The Schweizers moved to Scotts Valley in 1959. The following spring they purchased an acre of flat land, built a house, and converted the existing fruit stand into a greenhouse. This was the beginning of their nursery. They also started a family and had four children — two boys and two girls. The kids loved to play outdoors while their mom tended the nursery. Alfred worked temporarily for a company that installed water pumps in order to help out financially until their business got going.
“We’re not only responsible for the maintenance care, including watering, pruning and insect control, but also the potting and propagation of plants and trees,” Schweizer said. “It’s a demanding job with long seasonal hours, unpredictable weather and ongoing training. I appreciate the interaction with my long-term customers, as well as meeting new planters. I also learned English from them and my Polish-American neighbor,” she added, in a thick Swiss German accent with a hint of Polish.
In time, the children grew and moved away. Flora, the older daughter, shared her parents’ passion for plants. She received her Master of Business Administration (M.B.A.) degree from Monterey Institute of International Studies. She returned home and took over the family business shortly after her father passed away.
Today, Redwood Nursery offers thousands of different plants — most of them locally grown. The Schweizers take pride in their product knowledge and specialize in promoting plant varieties that are drought resistant and do well locally in our microclimate.
“We want to educate our customers so that they’ll enjoy their purchase for many years to come,” said Schweizer. “We also offer consultations for people who need gardening or landscaping ideas for their own property.”
One thing that has not changed over the past 54 years is the quality of Redwood Nursery’s products and their expertise.

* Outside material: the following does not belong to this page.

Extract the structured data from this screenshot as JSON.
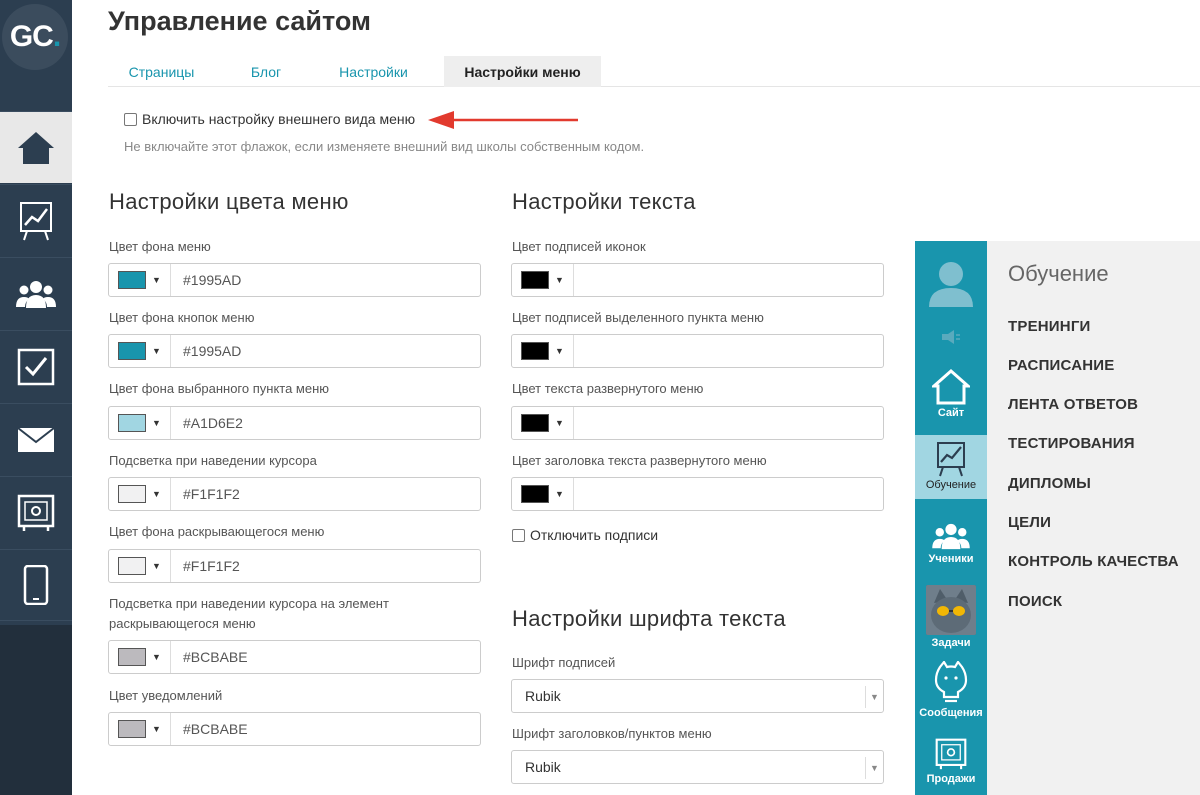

Flora uses hands on knowledge to help customers grow the garden they want. Alice still resides on the property with her daughter but remains behind the scenes. Once an avid swimmer and skier, she has finally given up sports at age 89. Alice feels blessed to be outdoors, still following her dream and being with people she loves – which now includes eight grandchildren.
Whether you’ve looking for a particular plant or just want advice, Redwood Nursery is worth checking out. It’s located on the frontage road off Highway 17, between the church with three crosses and the Scotts Valley Medical Center.